The Texas court system is made up of a statewide network of trial courts and appellate courts. In trial courts, judges and/or juries evaluate the facts and the law and make a decision in a civil or criminal legal dispute. When decisions in most trial courts are appealed, they are sent to an appellate court where judges consider what happened at the trial court, evaluate legal arguments, and then decide if a mistake was made. See https://www.txcourts.gov/media/1444966/court-structure-chart-october-2019.pdf for a chart of the Texas court structure.

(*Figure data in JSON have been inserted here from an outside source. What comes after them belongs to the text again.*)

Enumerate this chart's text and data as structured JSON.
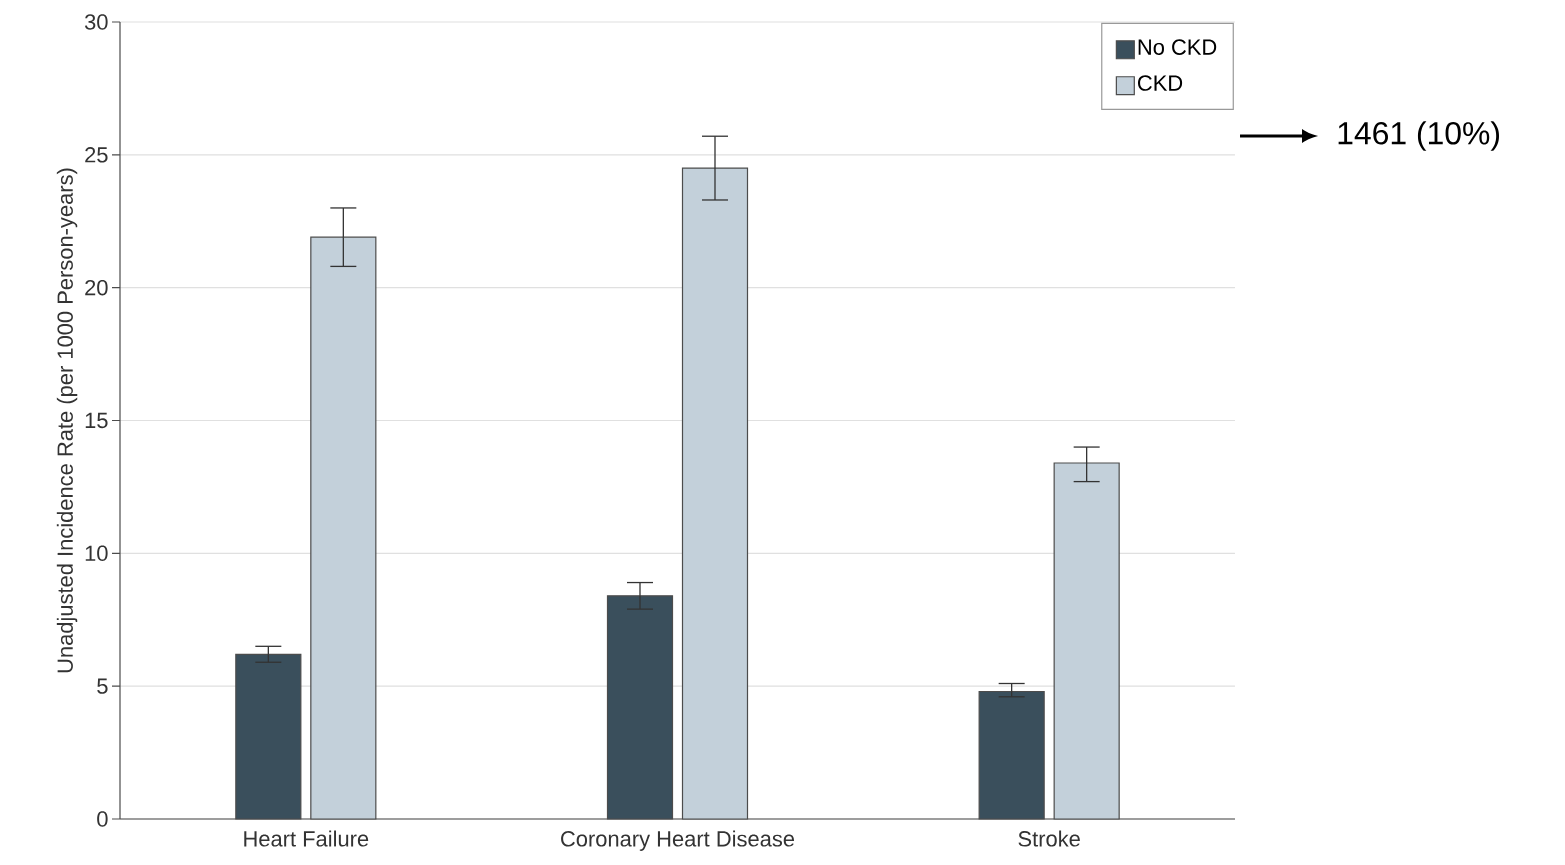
{
  "chart_data": {
    "type": "bar",
    "ylabel": "Unadjusted Incidence Rate (per 1000 Person-years)",
    "categories": [
      "Heart Failure",
      "Coronary Heart Disease",
      "Stroke"
    ],
    "series": [
      {
        "name": "No CKD",
        "color": "#3a4f5c",
        "values": [
          6.2,
          8.4,
          4.8
        ],
        "errors": [
          [
            5.9,
            6.5
          ],
          [
            7.9,
            8.9
          ],
          [
            4.6,
            5.1
          ]
        ]
      },
      {
        "name": "CKD",
        "color": "#c3d0da",
        "values": [
          21.9,
          24.5,
          13.4
        ],
        "errors": [
          [
            20.8,
            23.0
          ],
          [
            23.3,
            25.7
          ],
          [
            12.7,
            14.0
          ]
        ]
      }
    ],
    "ylim": [
      0,
      30
    ],
    "yticks": [
      0,
      5,
      10,
      15,
      20,
      25,
      30
    ],
    "grid": "y",
    "legend": "top right",
    "annotations": [
      "1461 (10%)"
    ]
  }
}
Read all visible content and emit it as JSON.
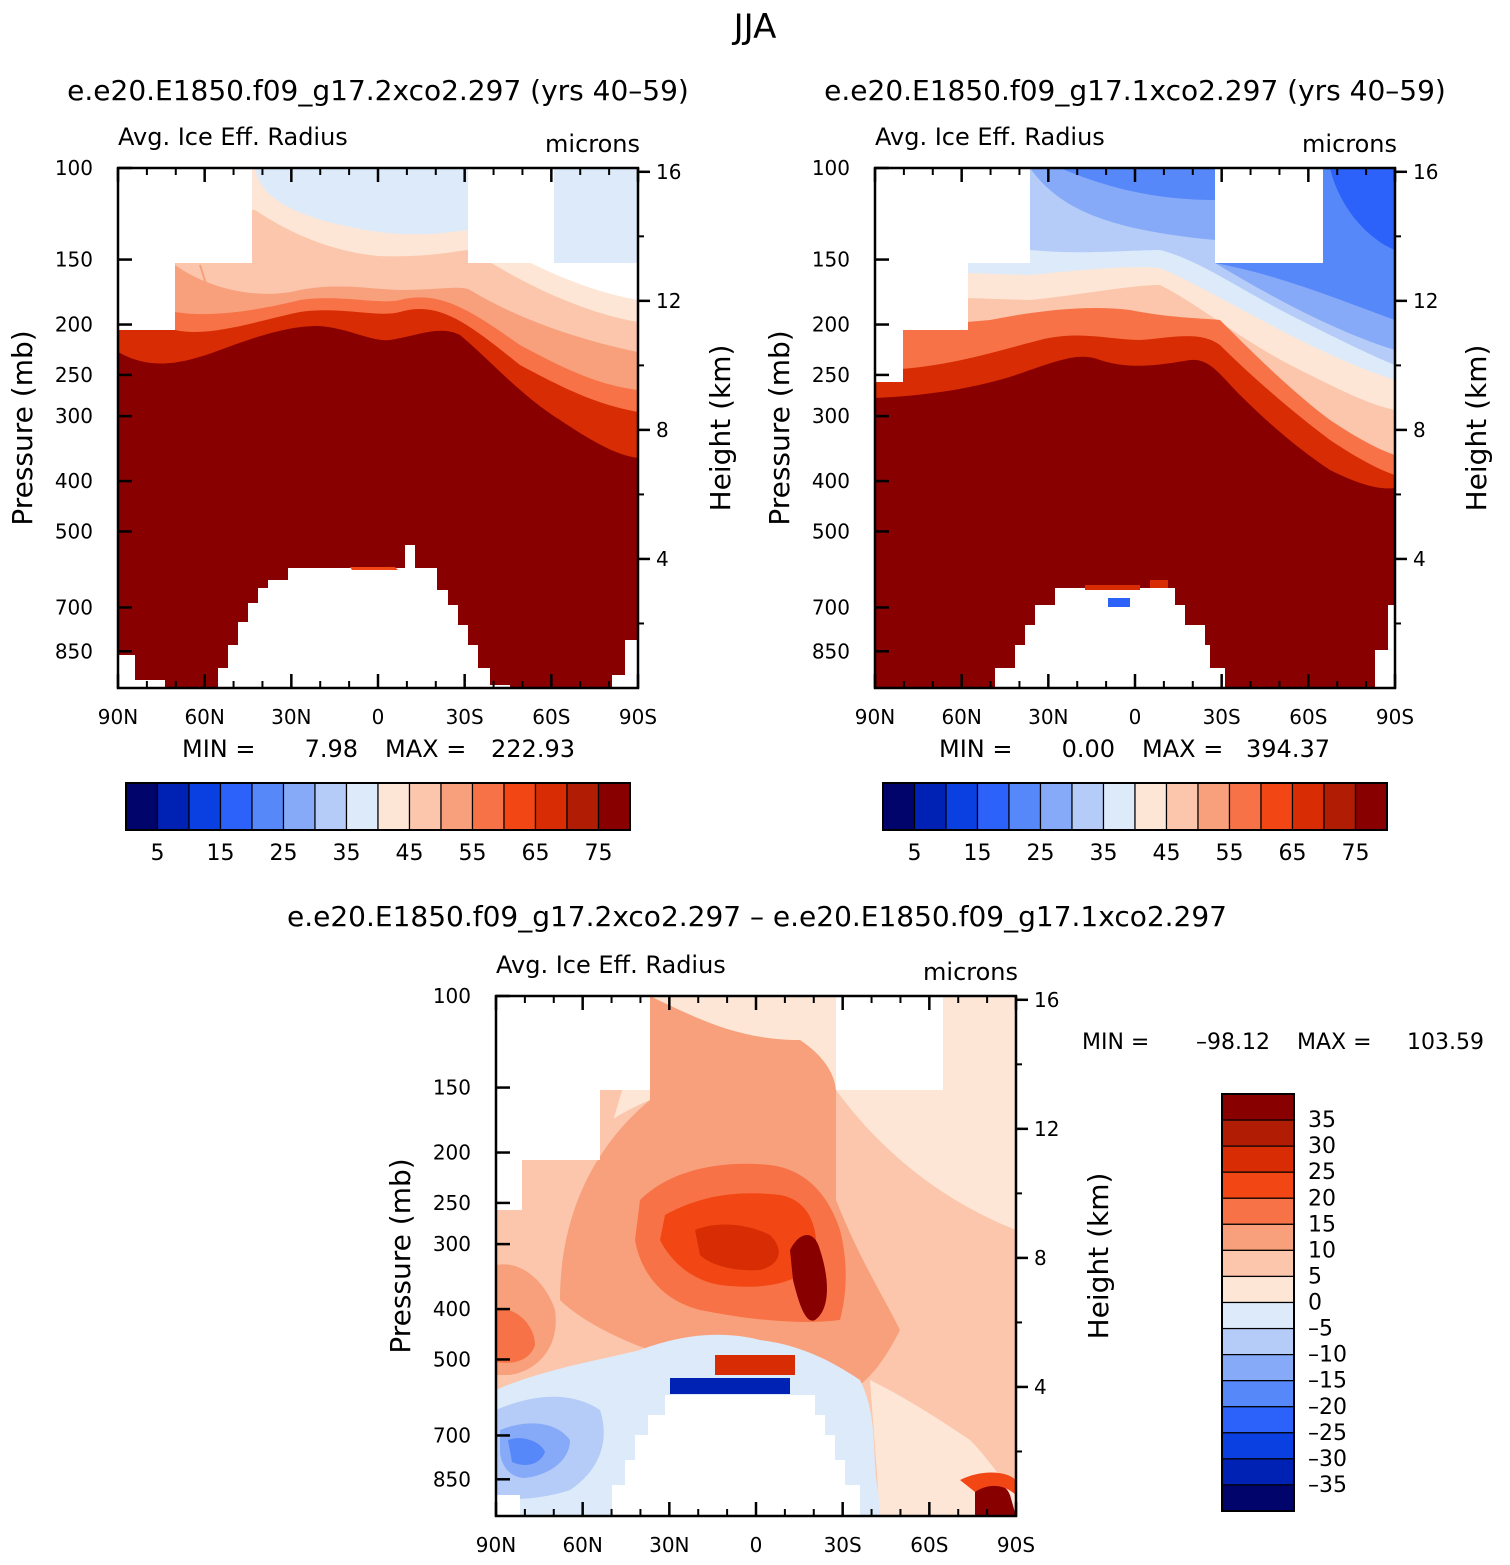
{
  "page": {
    "title": "JJA"
  },
  "palette": {
    "abs": [
      "#00046b",
      "#0022b4",
      "#0a3fe2",
      "#2c61fa",
      "#5688f9",
      "#86aaf7",
      "#b4ccf7",
      "#dceafa",
      "#fde6d5",
      "#fbc6ac",
      "#f8a07c",
      "#f77347",
      "#f24714",
      "#d82c04",
      "#b01d04",
      "#880000"
    ],
    "diff": [
      "#00046b",
      "#0022b4",
      "#0a3fe2",
      "#2c61fa",
      "#5688f9",
      "#86aaf7",
      "#b4ccf7",
      "#dceafa",
      "#fde6d5",
      "#fbc6ac",
      "#f8a07c",
      "#f77347",
      "#f24714",
      "#d82c04",
      "#b01d04",
      "#880000"
    ]
  },
  "chart_data": [
    {
      "type": "heatmap",
      "id": "panel1",
      "title": "e.e20.E1850.f09_g17.2xco2.297 (yrs 40–59)",
      "variable": "Avg. Ice Eff. Radius",
      "units": "microns",
      "ylabel": "Pressure (mb)",
      "ylabel2": "Height (km)",
      "x_ticks": [
        "90N",
        "60N",
        "30N",
        "0",
        "30S",
        "60S",
        "90S"
      ],
      "y_ticks": [
        "100",
        "150",
        "200",
        "250",
        "300",
        "400",
        "500",
        "700",
        "850"
      ],
      "y2_ticks": [
        "16",
        "12",
        "8",
        "4"
      ],
      "stats": {
        "min_label": "MIN =",
        "min": "7.98",
        "max_label": "MAX =",
        "max": "222.93"
      },
      "colorbar": {
        "orientation": "horizontal",
        "labels": [
          "5",
          "15",
          "25",
          "35",
          "45",
          "55",
          "65",
          "75"
        ]
      },
      "ylim": [
        100,
        1000
      ],
      "xlim": [
        90,
        -90
      ]
    },
    {
      "type": "heatmap",
      "id": "panel2",
      "title": "e.e20.E1850.f09_g17.1xco2.297 (yrs 40–59)",
      "variable": "Avg. Ice Eff. Radius",
      "units": "microns",
      "ylabel": "Pressure (mb)",
      "ylabel2": "Height (km)",
      "x_ticks": [
        "90N",
        "60N",
        "30N",
        "0",
        "30S",
        "60S",
        "90S"
      ],
      "y_ticks": [
        "100",
        "150",
        "200",
        "250",
        "300",
        "400",
        "500",
        "700",
        "850"
      ],
      "y2_ticks": [
        "16",
        "12",
        "8",
        "4"
      ],
      "stats": {
        "min_label": "MIN =",
        "min": "0.00",
        "max_label": "MAX =",
        "max": "394.37"
      },
      "colorbar": {
        "orientation": "horizontal",
        "labels": [
          "5",
          "15",
          "25",
          "35",
          "45",
          "55",
          "65",
          "75"
        ]
      },
      "ylim": [
        100,
        1000
      ],
      "xlim": [
        90,
        -90
      ]
    },
    {
      "type": "heatmap",
      "id": "panel3",
      "title": "e.e20.E1850.f09_g17.2xco2.297 – e.e20.E1850.f09_g17.1xco2.297",
      "variable": "Avg. Ice Eff. Radius",
      "units": "microns",
      "ylabel": "Pressure (mb)",
      "ylabel2": "Height (km)",
      "x_ticks": [
        "90N",
        "60N",
        "30N",
        "0",
        "30S",
        "60S",
        "90S"
      ],
      "y_ticks": [
        "100",
        "150",
        "200",
        "250",
        "300",
        "400",
        "500",
        "700",
        "850"
      ],
      "y2_ticks": [
        "16",
        "12",
        "8",
        "4"
      ],
      "stats": {
        "min_label": "MIN =",
        "min": "–98.12",
        "max_label": "MAX =",
        "max": "103.59"
      },
      "colorbar": {
        "orientation": "vertical",
        "labels": [
          "35",
          "30",
          "25",
          "20",
          "15",
          "10",
          "5",
          "0",
          "–5",
          "–10",
          "–15",
          "–20",
          "–25",
          "–30",
          "–35"
        ]
      },
      "ylim": [
        100,
        1000
      ],
      "xlim": [
        90,
        -90
      ]
    }
  ]
}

The state’s two highest courts, the Texas Supreme Court and the Court of Criminal Appeals, have both administrative and appellate responsibilities. The Supreme Court is the final court of appeals within Texas for both civil and juvenile cases. The Court of Criminal Appeals hears criminal cases that are appealed from one of the 14 Courts of Appeals and death penalty cases that by law go straight to the Court of Criminal Appeals. Members of the Texas Supreme Court and the Court of Criminal Ap­peal are elected for six-year terms, with three elected every two years. Vacancies on either of these two courts are filled by gubernatorial appointment until the next general election.

What do the “Propositions” on the Primary Ballot mean?

The Propositions on the Primary Ballot are a sort of straw poll of primary voters’ opinions. Voters will find Propositions on both the Democratic and Republican ballots.  Each political party places it own list of non-binding propositions on the ballot to allow their Primary voters to weigh-in on what they think should become the guiding principles of the party that are then reflected in their party’s state or national party platforms.

Unlike in other elections, voters are not deciding to enact new laws, approve new taxes or amend the Texas Constitution.